Bug 56719 - missed optimization: i > 0xffff || i*4 > 0xffff
Summary: missed optimization: i > 0xffff || i*4 > 0xffff
Status: RESOLVED FIXED
Alias: None
Product: gcc
Classification: Unclassified
Component: tree-optimization (show other bugs)
Version: 4.7.2
: P3 enhancement
Target Milestone: 11.0
Assignee: Not yet assigned to anyone
URL:
Keywords: missed-optimization
: 94651 (view as bug list)
Depends on:
Blocks:
 
Reported: 2013-03-25 11:27 UTC by felix-gcc
Modified: 2024-02-22 22:56 UTC (History)
4 users (show)

See Also:
Host:
Target:
Build:
Known to work:
Known to fail:
Last reconfirmed: 2013-03-25 00:00:00


Attachments
gcc11-pr56719.patch (1.91 KB, patch)
2020-12-29 12:05 UTC, Jakub Jelinek
Details | Diff

Note You need to log in before you can comment on or make changes to this bug.
Description felix-gcc 2013-03-25 11:27:43 UTC
This is the test code:

int foo(unsigned int i) {
  if (i > 0xffff || i*4 > 0xffff)
    baz();
}

gcc -O2 generates a cmp, a shift, and another cmp.

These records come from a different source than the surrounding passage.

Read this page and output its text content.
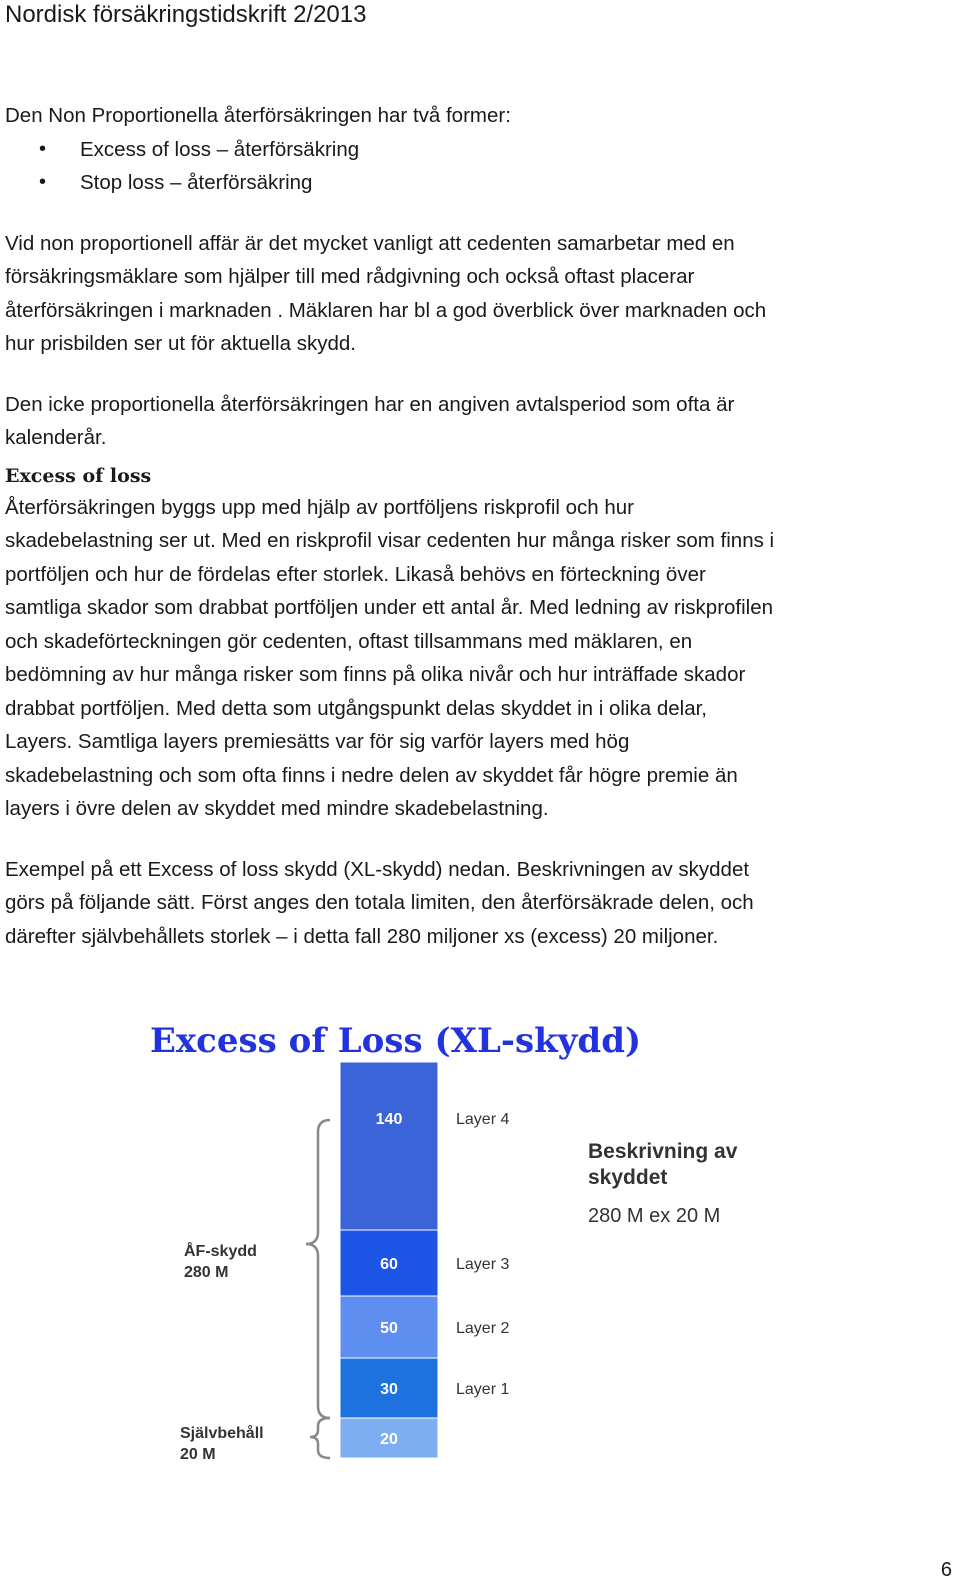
Nordisk försäkringstidskrift 2/2013

Den Non Proportionella återförsäkringen har två former:

• Excess of loss – återförsäkring
• Stop loss – återförsäkring

Vid non proportionell affär är det mycket vanligt att cedenten samarbetar med en
försäkringsmäklare som hjälper till med rådgivning och också oftast placerar
återförsäkringen i marknaden . Mäklaren har bl a god överblick över marknaden och
hur prisbilden ser ut för aktuella skydd.

Den icke proportionella återförsäkringen har en angiven avtalsperiod som ofta är
kalenderår.

Excess of loss

Återförsäkringen byggs upp med hjälp av portföljens riskprofil och hur
skadebelastning ser ut. Med en riskprofil visar cedenten hur många risker som finns i
portföljen och hur de fördelas efter storlek. Likaså behövs en förteckning över
samtliga skador som drabbat portföljen under ett antal år. Med ledning av riskprofilen
och skadeförteckningen gör cedenten, oftast tillsammans med mäklaren, en
bedömning av hur många risker som finns på olika nivår och hur inträffade skador
drabbat portföljen. Med detta som utgångspunkt delas skyddet in i olika delar,
Layers. Samtliga layers premiesätts var för sig varför layers med hög
skadebelastning och som ofta finns i nedre delen av skyddet får högre premie än
layers i övre delen av skyddet med mindre skadebelastning.

Exempel på ett Excess of loss skydd (XL-skydd) nedan. Beskrivningen av skyddet
görs på följande sätt. Först anges den totala limiten, den återförsäkrade delen, och
därefter självbehållets storlek – i detta fall 280 miljoner xs (excess) 20 miljoner.

Excess of Loss (XL-skydd)
20
30	Layer 1
50	Layer 2
60	Layer 3
140	Layer 4
ÅF-skydd
280 M
Självbehåll
20 M
Beskrivning av
skyddet
280 M ex 20 M
6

Why does this not generate a single cmp with 0x3fff?
Comment 1 Kai Tietz 2013-03-25 11:41:15 UTC
0x3fff is wrong as 0x3fff * 4 is just 0xfffc.  So proper optimization here is i > 0x3fffu.  That is a missed opportunity in VRP.
Comment 2 Richard Biener 2013-03-25 12:21:21 UTC
I don't think this has anything to do with VRP.  VRP does not propagate
"backwards", that is, optimize away the first compare in

  if (i > 0xffff)
    if (i*4 > 0xffff)

from ranges derived from a compare following it.

This is a missed optimization in fold instead.  Not sure if practically
relevant though.
Comment 3 felix-gcc 2013-03-25 14:41:10 UTC
@comment 1: maybe it's me but that does not make any sense.  3fff is wrong and the correct value is 3fff?  Huh?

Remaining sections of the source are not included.